Élevée dans le maintien strict de l'éducation noble, Armance eut une enfance privilégiée où de nombreux arts comme sciences lui furent enseignés et où le besoin ne manquait point. Mise en avant par une mère avide d'ambition sociale, Armance sut rapidement son rôle et assimila, sous la supervision consciencieuse de sa mère, les étiquettes de la vie mondaine. Il faut dire, que pour arranger les choses, Armance avait une beauté fragile qui plaisait, le don de l'harmonie lui était déjà offert, et nul maquillage n'avait besoin de surenchérir son apparence. L'intelligence, bien que prudente, lui était également accordée. Mais déjà, très jeune, la santé, elle, rendait la vie d'Armance plus compliquée.
Aucune richesse ne permettait de se soustraire à cette entrave. Et de nombreux prétendants se désistèrent sur la demande de leur parent. La rumeur était déjà connue de tous : Armance était trop faible pour enfanter selon le médecin. L'intérêt fallacieux de la mère pour sa fille durant l'enfance de celle-ci avait déjà plongé Armance dans des retranchements de l'imaginaire pour mieux vivre et se réinventer ; s'évader d'une vie qui ne lui plaisait pas. Seule, emplie d'histoires et rêveuse, les voix entendues par Amance, et leur rapport, n'alertèrent aucunement sa mère ni son père.

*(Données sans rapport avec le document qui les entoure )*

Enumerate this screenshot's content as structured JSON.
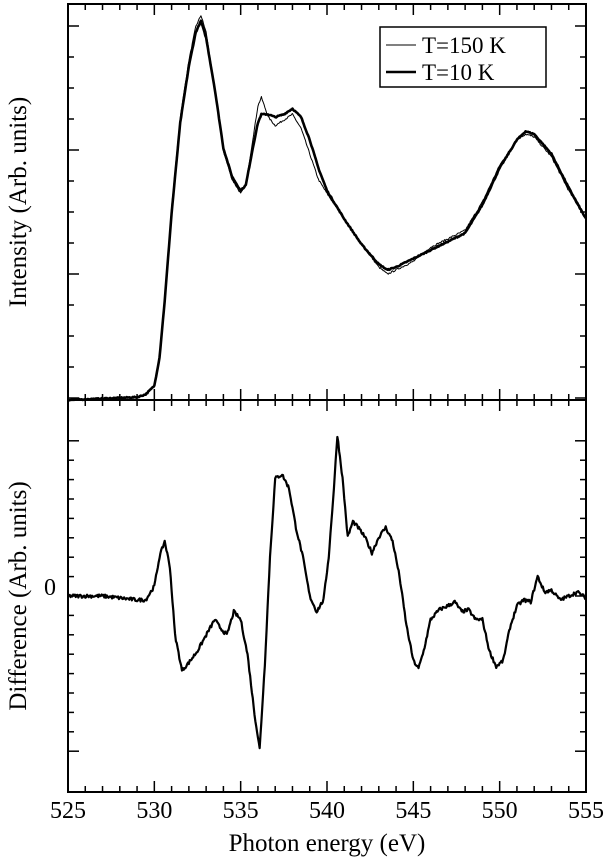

C'est lors de l'arrivée des tables spirites, alors qu'Armance était devenue, malgré tout, une fleur épanouie dans la vie mondaine et littéraire, que tout éclata. Le don. Son don. Eclipsa le reste : les charlatans, son passé triste, ses ambitions et rêves inexplorés, sa famille vicieuse, sa vie monotone et sa santé qui l'inquiétait. Armance brillait dans Paris. Son don, par l'intermédiaire des tables s'avérait réel et puissant. La célébrité la toucha de son doigt et la rendit plus belle, plus intelligente, plus exquise encore qu'elle ne l'était. Un véritable rêve. Seule la fragilité s'acharnait à l'égratigner.
Un soir. Une invitée différente vint au salon pour observer le don et la fille en action.
Et pourtant... Après cette soirée là, et le baiser donné. Geneviève était étonnée de voir, les soirs qui suivirent sa transformation, que la faiblesse qui aurait dû délaisser cette nouvelle-née une fois la mort gagnée, avait persisté. Cette fragilité ne résidait pas seulement dans ses tissus, mais bien plus profondément, son coeur était toujours faible, même figé. Quelque chose n'allait pas. Mais aussi, une folie avait pris demeure en Armance. Et très vite, bien qu'un temps, le regain lui ait permis de voyager, tout se dégrada, et l'esprit, et le corps froid. La sororité amena Armance à la torpeur, lui garantissant que ce sommeil n'était qu'une courte péroraison.
Puis. Armance s'éveilla, et le monde connu d'Armance n'était déjà plus le même. Porteuse du passé de la Belle-Epoque qui l'entoure d'une aura d'ancien, de mysticisme et de poussière, d'une vitalité regagnée bien que d'une constitution faible, la fille brisée, l'enfant négligée, la mondaine splendide à l'esprit éclaté était prête à s'amuser dans ce monde nouveau, si riche, bruyant et fascinant.